To shore up support from Democrats from GOP-leaning states, Harkin's bill extends for three years a tax break letting small businesses deduct up to $500,000 worth of investments in the tax year they are made. Small businesses have been long-time foes of raising the minimum wage.

Senate Republicans say they are piecing together an alternative for helping struggling workers that could include tax incentives for job training and hiring and speed up federal approval of the proposed Keystone XL oil pipeline from Canada to the Texas Gulf coast. They say such proposals more directly address voters' worries.

"A lot of Americans are concerned that we not make it more expensive and harder to hire workers," Sen. John Thune, R-S.D., said.

Obama had proposed boosting the minimum wage to $9 hourly in his State of the Union address a year ago but now supports Harkin's higher figure.

Democrats hope the issue will draw their supporters to the polls this fall. The party and its labor allies are working to put initiatives raising state minimum wages on this year's ballots in South Dakota, where Democratic Sen. Tim Johnson is retiring, and Alaska and Arkansas, where Democratic Sens. Mark Begich and Mark Pryor, respectively, face tough fights for re-election.

Twenty-one states plus the District of Columbia already have minimum wages that exceed the current $7.25 federal level. Only nine states have wages either below the federal standard or have no requirement of their own. The other 20 states have minimum wages the same as the federal level.

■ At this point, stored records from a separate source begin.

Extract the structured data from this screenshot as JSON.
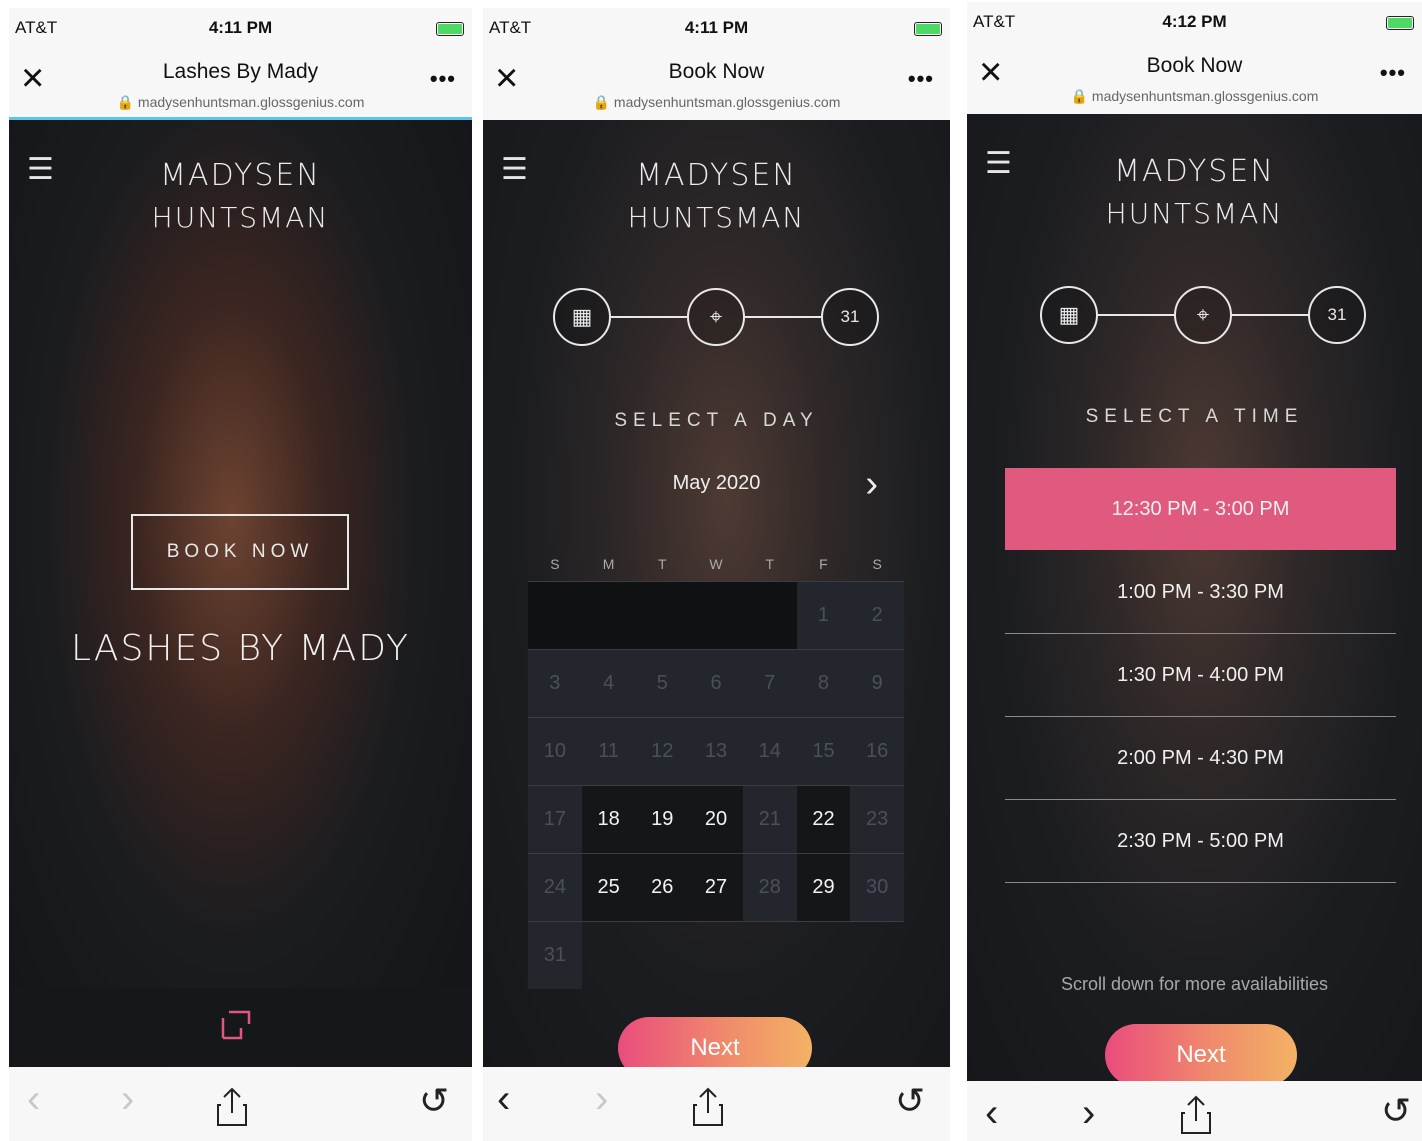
{
  "phone1": {
    "status": {
      "carrier": "AT&T",
      "time": "4:11 PM"
    },
    "url": {
      "title": "Lashes By Mady",
      "domain": "madysenhuntsman.glossgenius.com"
    },
    "brand": {
      "line1": "MADYSEN",
      "line2": "HUNTSMAN"
    },
    "book_now": "BOOK NOW",
    "hero_name": "LASHES BY MADY"
  },
  "phone2": {
    "status": {
      "carrier": "AT&T",
      "time": "4:11 PM"
    },
    "url": {
      "title": "Book Now",
      "domain": "madysenhuntsman.glossgenius.com"
    },
    "brand": {
      "line1": "MADYSEN",
      "line2": "HUNTSMAN"
    },
    "step3_icon_text": "31",
    "section": "SELECT A DAY",
    "month": "May 2020",
    "weekdays": [
      "S",
      "M",
      "T",
      "W",
      "T",
      "F",
      "S"
    ],
    "rows": [
      [
        {
          "d": "",
          "s": "emptydark"
        },
        {
          "d": "",
          "s": "emptydark"
        },
        {
          "d": "",
          "s": "emptydark"
        },
        {
          "d": "",
          "s": "emptydark"
        },
        {
          "d": "",
          "s": "emptydark"
        },
        {
          "d": "1",
          "s": "off"
        },
        {
          "d": "2",
          "s": "off"
        }
      ],
      [
        {
          "d": "3",
          "s": "off"
        },
        {
          "d": "4",
          "s": "off"
        },
        {
          "d": "5",
          "s": "off"
        },
        {
          "d": "6",
          "s": "off"
        },
        {
          "d": "7",
          "s": "off"
        },
        {
          "d": "8",
          "s": "off"
        },
        {
          "d": "9",
          "s": "off"
        }
      ],
      [
        {
          "d": "10",
          "s": "off"
        },
        {
          "d": "11",
          "s": "off"
        },
        {
          "d": "12",
          "s": "off"
        },
        {
          "d": "13",
          "s": "off"
        },
        {
          "d": "14",
          "s": "off"
        },
        {
          "d": "15",
          "s": "off"
        },
        {
          "d": "16",
          "s": "off"
        }
      ],
      [
        {
          "d": "17",
          "s": "off"
        },
        {
          "d": "18",
          "s": "avail"
        },
        {
          "d": "19",
          "s": "avail"
        },
        {
          "d": "20",
          "s": "avail"
        },
        {
          "d": "21",
          "s": "off"
        },
        {
          "d": "22",
          "s": "avail"
        },
        {
          "d": "23",
          "s": "off"
        }
      ],
      [
        {
          "d": "24",
          "s": "off"
        },
        {
          "d": "25",
          "s": "avail"
        },
        {
          "d": "26",
          "s": "avail"
        },
        {
          "d": "27",
          "s": "avail"
        },
        {
          "d": "28",
          "s": "off"
        },
        {
          "d": "29",
          "s": "avail"
        },
        {
          "d": "30",
          "s": "off"
        }
      ],
      [
        {
          "d": "31",
          "s": "off"
        },
        {
          "d": "",
          "s": "empty"
        },
        {
          "d": "",
          "s": "empty"
        },
        {
          "d": "",
          "s": "empty"
        },
        {
          "d": "",
          "s": "empty"
        },
        {
          "d": "",
          "s": "empty"
        },
        {
          "d": "",
          "s": "empty"
        }
      ]
    ],
    "next": "Next"
  },
  "phone3": {
    "status": {
      "carrier": "AT&T",
      "time": "4:12 PM"
    },
    "url": {
      "title": "Book Now",
      "domain": "madysenhuntsman.glossgenius.com"
    },
    "brand": {
      "line1": "MADYSEN",
      "line2": "HUNTSMAN"
    },
    "step3_icon_text": "31",
    "section": "SELECT A TIME",
    "slots": [
      "12:30 PM - 3:00 PM",
      "1:00 PM - 3:30 PM",
      "1:30 PM - 4:00 PM",
      "2:00 PM - 4:30 PM",
      "2:30 PM - 5:00 PM"
    ],
    "selected_slot": 0,
    "scroll_hint": "Scroll down for more availabilities",
    "next": "Next"
  },
  "colors": {
    "accent_pink": "#e05a80",
    "gradient_start": "#ea4c7d",
    "gradient_end": "#f3b264",
    "progress_blue": "#58c6ee"
  }
}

About 3.6 million workers — around 1 in 20 of those paid hourly — earn the federal minimum of $7.25 or less, according to the Bureau of Labor Statistics. Nearly two-thirds are female, about half are under age 25, and more than one-third work full-time.

Liberals say Harkin's bill would help an estimated 28 million people because it would prompt wage increases for those earning up to $10.10 hourly and for some earning more than that as employers adjust their pay scales.

Conservatives say a minimum wage boost is an inefficient way to help the poor because many of them are jobless and because some receiving minimum wages are teenagers from comfortable families.

Harkin's bill would also gradually raise the $2.13 hourly minimum for people who rely heavily on tips by 95 cents a year until it reaches 70 percent of the minimum for other workers.